There’s an excellent piece in the NLR by Cedric Durand putting Biden’s apparent left turn into historical context. My initial assumption was that Biden was doing what Starmer promised to do i.e. rebuilding his party by brokering a coalition between the left and the centre, built around the most popular policies of the left and the political efficacy of a united party. However while these internal party management considerations might still be a factor, Durand puts this in a much broader perspective in terms of a rejection of a core tenant of neoliberalism: the subordination of labour in the interests of protecting against inflation:

Okun, briefly the chair of LBJ’s Council of Economic Advisers, argued in 1973 that accepting slack – the under-utilization of resources, especially labour – as an insurance policy against inflation implied ‘the sacrifice of upward mobility’, while ‘a higher-pressure labour market’ would launch a process of ladder-climbing, in which ‘men formerly in poor jobs move into better ones, making way for women and young people in the less well-paid pursuits’. Wage differentials would narrow, as ‘the same forces that make for more jobs also make for better jobs and more output per worker.’

This seems to be Biden’s strategy: increasing employment, reducing inequality and fostering productivity growth, via high-pressure economic policy. As his speechwriters put it, ‘trickle-down economics has never worked’; the objective should be ‘to grow the economy from the bottom up and middle out’. Let’s take a moment to enjoy these words – a plain U-turn from the kind of policies that Democrats like Biden have been implementing for decades. For the left, this represents the result of years of ideological and political mobilization with the Sanders campaigns, and AOC’s rise as the tip of an iceberg of activist endeavour.

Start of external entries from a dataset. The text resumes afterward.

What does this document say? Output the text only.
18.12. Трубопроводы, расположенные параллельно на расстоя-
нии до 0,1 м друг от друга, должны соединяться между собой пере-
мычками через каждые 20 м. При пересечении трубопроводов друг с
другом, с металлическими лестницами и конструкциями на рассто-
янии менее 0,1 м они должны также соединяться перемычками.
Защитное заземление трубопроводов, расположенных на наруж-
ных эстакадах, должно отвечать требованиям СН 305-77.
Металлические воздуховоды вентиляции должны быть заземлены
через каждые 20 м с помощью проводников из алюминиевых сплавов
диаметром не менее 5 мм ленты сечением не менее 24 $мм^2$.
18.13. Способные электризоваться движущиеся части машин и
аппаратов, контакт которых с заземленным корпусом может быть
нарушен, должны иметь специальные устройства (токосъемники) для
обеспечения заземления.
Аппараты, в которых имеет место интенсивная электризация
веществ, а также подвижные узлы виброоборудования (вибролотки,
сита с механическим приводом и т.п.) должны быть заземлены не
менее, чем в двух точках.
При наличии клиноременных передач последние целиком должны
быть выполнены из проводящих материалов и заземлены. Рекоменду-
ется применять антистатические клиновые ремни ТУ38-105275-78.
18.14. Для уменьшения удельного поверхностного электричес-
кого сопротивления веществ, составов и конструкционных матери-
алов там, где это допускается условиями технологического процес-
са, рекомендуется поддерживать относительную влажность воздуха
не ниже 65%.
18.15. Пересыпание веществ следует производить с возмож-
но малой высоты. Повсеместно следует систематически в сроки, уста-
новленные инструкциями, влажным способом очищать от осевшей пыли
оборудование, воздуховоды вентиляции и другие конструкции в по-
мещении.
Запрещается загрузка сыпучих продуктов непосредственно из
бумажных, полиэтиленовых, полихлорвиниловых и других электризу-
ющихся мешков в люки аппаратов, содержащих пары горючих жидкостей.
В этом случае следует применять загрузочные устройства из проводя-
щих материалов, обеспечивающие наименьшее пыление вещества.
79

The of Biden’s National Economic Council has publicly cited climate change, China and inequality as three social problems which can’t be adequately addressed without massive state intervention. If I understand correctly, he’s arguing that this is a recognition that capitalist social relations are ultimately imperilled by these three challenges to the extent that it’s seen to mandate a shift to an entirely different model of capitalist governance. This is neither post-capitalism nor anti-capitalism but it’s looking increasingly like the end of neoliberalism.